I turn when I’m in the doorway. “Is Wren still your favorite now that I’m doing my photography thing for legit income?”
“No, you’re definitely my favorite kid now.”
“What the shit, Dad!” my sister yells, storming past me and into the room.
I leave them there to duke it out.
* * *
“So you’re really doingthis, huh?”
“I mean, I’m here, aren’t I?” I lower my camera to scowl at my best friend, who has insisted on hovering around me during this entire shoot. “You’re in my shot.”
“I am not. I’m standing like a billion feet away from you.”
“Your shadow is.”
“Just Photoshop it out.”
“Foster, I’m doing you a solid right now, and I will stab you. Move.”
“Do you talk to all your clients this way?”
“You’re not paying me,” I remind him. “You’re not my client right now. You’re still just a friend. Murder is totally a viable option.”

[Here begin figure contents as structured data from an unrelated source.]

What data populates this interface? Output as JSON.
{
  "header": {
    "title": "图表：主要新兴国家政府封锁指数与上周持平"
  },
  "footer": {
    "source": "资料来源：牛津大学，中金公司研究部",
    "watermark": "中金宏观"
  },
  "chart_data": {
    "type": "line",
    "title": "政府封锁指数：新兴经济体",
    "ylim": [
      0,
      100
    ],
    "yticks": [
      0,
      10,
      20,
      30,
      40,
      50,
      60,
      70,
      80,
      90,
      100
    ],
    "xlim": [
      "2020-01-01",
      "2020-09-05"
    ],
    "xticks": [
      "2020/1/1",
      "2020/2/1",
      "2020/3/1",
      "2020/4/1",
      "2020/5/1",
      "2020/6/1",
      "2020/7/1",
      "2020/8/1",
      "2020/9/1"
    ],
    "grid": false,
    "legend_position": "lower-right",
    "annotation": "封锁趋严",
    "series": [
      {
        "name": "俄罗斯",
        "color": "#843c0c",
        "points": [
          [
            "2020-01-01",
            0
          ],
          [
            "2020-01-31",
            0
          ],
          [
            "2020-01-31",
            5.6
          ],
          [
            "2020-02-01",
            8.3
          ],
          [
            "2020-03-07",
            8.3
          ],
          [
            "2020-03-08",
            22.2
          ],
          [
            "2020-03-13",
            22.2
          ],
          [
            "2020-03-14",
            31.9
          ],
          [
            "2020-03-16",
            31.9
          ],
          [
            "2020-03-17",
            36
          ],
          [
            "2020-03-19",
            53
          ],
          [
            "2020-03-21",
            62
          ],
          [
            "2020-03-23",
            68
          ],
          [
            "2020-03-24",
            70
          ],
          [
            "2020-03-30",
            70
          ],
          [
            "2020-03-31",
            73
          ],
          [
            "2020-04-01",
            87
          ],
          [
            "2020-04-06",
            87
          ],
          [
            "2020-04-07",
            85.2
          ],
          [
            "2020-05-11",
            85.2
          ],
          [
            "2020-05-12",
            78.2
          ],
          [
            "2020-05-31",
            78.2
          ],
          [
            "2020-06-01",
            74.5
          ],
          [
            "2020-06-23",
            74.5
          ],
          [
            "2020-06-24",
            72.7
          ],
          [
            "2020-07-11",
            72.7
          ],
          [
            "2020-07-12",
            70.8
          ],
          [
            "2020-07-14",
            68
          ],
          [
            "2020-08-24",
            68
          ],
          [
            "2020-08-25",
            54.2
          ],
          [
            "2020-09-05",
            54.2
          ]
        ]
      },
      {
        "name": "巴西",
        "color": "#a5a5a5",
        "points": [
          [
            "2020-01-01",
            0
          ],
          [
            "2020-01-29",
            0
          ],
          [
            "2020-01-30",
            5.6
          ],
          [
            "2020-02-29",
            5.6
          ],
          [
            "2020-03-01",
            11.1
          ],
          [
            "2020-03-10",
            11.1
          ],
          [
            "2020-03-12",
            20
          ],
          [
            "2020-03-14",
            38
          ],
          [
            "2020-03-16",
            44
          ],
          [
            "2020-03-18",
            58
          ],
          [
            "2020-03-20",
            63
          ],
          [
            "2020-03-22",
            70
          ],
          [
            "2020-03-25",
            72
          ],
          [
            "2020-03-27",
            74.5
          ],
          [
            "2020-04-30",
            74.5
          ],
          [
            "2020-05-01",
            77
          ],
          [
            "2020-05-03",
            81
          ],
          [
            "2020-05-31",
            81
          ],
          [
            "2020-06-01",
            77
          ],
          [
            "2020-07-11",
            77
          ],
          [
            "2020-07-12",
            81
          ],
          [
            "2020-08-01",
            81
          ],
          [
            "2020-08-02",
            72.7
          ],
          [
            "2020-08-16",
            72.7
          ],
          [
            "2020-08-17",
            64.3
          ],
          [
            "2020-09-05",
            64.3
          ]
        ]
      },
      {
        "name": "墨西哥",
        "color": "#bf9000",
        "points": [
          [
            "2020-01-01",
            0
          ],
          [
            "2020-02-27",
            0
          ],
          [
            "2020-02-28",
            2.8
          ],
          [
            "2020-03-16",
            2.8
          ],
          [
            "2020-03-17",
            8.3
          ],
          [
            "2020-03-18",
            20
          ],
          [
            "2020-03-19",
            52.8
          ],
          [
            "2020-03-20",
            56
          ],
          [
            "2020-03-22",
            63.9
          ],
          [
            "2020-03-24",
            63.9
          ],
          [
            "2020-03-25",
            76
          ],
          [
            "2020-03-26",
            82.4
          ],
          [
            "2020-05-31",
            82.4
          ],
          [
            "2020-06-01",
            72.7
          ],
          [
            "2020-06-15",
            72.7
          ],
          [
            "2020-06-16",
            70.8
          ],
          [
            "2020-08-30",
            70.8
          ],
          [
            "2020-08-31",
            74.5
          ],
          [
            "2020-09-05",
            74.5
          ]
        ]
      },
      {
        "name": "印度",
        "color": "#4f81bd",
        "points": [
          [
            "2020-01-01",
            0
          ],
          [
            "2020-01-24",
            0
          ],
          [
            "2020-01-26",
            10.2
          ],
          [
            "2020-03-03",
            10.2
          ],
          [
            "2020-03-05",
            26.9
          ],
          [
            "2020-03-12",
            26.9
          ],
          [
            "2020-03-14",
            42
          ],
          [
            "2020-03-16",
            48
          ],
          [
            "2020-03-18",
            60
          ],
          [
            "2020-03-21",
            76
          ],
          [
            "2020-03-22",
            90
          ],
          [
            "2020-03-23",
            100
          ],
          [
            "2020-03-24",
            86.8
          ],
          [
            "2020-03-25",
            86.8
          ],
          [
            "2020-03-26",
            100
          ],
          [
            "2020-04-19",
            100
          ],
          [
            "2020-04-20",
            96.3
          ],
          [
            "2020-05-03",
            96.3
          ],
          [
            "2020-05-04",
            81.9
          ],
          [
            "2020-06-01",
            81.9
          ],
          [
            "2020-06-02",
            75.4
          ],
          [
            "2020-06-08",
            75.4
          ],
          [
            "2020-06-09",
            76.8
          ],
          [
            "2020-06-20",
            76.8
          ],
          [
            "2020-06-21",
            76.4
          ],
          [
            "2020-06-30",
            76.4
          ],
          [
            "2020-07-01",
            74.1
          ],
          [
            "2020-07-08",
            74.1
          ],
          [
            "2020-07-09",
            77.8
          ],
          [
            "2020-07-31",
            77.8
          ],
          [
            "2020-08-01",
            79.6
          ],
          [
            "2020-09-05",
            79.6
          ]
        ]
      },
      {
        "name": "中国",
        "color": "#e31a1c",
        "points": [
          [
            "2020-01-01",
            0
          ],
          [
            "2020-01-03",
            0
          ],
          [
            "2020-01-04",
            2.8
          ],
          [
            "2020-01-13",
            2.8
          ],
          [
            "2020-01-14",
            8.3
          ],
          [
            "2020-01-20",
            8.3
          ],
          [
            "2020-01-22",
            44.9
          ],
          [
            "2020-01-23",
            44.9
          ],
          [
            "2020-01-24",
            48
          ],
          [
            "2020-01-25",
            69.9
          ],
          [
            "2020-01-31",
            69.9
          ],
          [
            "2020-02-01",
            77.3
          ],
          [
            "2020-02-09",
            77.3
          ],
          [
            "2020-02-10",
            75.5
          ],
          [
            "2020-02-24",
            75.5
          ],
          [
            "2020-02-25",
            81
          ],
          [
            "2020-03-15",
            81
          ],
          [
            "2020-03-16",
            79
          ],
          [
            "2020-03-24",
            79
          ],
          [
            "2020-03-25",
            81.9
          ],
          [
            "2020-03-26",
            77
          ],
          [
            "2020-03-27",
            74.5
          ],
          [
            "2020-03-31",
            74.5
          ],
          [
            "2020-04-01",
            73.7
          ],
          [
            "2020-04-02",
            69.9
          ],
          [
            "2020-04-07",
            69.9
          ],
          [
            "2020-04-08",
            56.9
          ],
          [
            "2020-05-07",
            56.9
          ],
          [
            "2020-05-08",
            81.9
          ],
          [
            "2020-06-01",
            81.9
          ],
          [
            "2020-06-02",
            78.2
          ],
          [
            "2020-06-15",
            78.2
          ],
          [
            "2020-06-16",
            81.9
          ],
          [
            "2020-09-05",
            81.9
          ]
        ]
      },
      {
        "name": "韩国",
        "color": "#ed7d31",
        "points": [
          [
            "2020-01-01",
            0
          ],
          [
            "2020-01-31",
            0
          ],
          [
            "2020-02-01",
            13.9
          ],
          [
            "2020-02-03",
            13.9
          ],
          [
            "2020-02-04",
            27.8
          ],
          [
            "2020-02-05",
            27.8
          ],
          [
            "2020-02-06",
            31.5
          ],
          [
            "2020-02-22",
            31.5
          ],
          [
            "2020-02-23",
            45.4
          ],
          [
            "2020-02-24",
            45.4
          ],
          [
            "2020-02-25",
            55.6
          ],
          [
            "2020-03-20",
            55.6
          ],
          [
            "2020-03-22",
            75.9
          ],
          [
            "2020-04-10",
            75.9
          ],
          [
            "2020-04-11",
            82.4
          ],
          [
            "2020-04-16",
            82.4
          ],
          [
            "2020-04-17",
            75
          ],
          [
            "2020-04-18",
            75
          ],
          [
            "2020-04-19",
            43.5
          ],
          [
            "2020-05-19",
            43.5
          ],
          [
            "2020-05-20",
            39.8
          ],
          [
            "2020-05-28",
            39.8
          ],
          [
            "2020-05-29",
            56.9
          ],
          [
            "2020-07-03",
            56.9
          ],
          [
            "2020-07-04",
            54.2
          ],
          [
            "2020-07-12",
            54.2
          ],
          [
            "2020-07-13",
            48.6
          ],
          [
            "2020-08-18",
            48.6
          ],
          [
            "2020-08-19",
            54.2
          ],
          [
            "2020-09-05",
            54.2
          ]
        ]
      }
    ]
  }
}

He nods. “That sounds fair.”
I take a few more shots of the landscaping he’s done to Wren’s front lawn. It’s nothing over the top, but it’s clean and easy to take care of. People around here will eat this shit up. I’ve been following him around all week taking pictures of the few jobs he’s done so he can add them to his website because my boy has his own business now.
Kids grow up so fast these days.
“So, what’s up?” he asks, offering me a beer after I’ve finished shooting.
I wave him off, grabbing for a bottle of water since I have a shift at Slice I should be running off to. “What do you mean?”
“Why the sudden change of heart about shooting for cash?”
I raise a shoulder. “Just figured it’s time.”
“Right, and none of this has anything to do with a certain someone living with you now? She hasn’t…inspired you to finally get off your ass and do something?”
“By ‘inspired,’ you do mean berated me over and over until I finally gave in?”
“Yes.”
I glare at him. “She’s notnotinspiring me.”
He laughs. “That’s what I thought. I could kiss the girl for getting you to do what you should have been doing for years.”
“Funny coming from you, the guy who bailed across the country to marry a girl he barely knew.”
“Hey, dude, you know I had my reasons.”
“Are you out here talking about kissing other girls?” Wren comes walking up the pathway to her house, eyes locked on us sitting on Foster’s tailgate. “Because that’s grounds for divorce, Foster.”
“You can’t divorce me when we’re not even married yet.”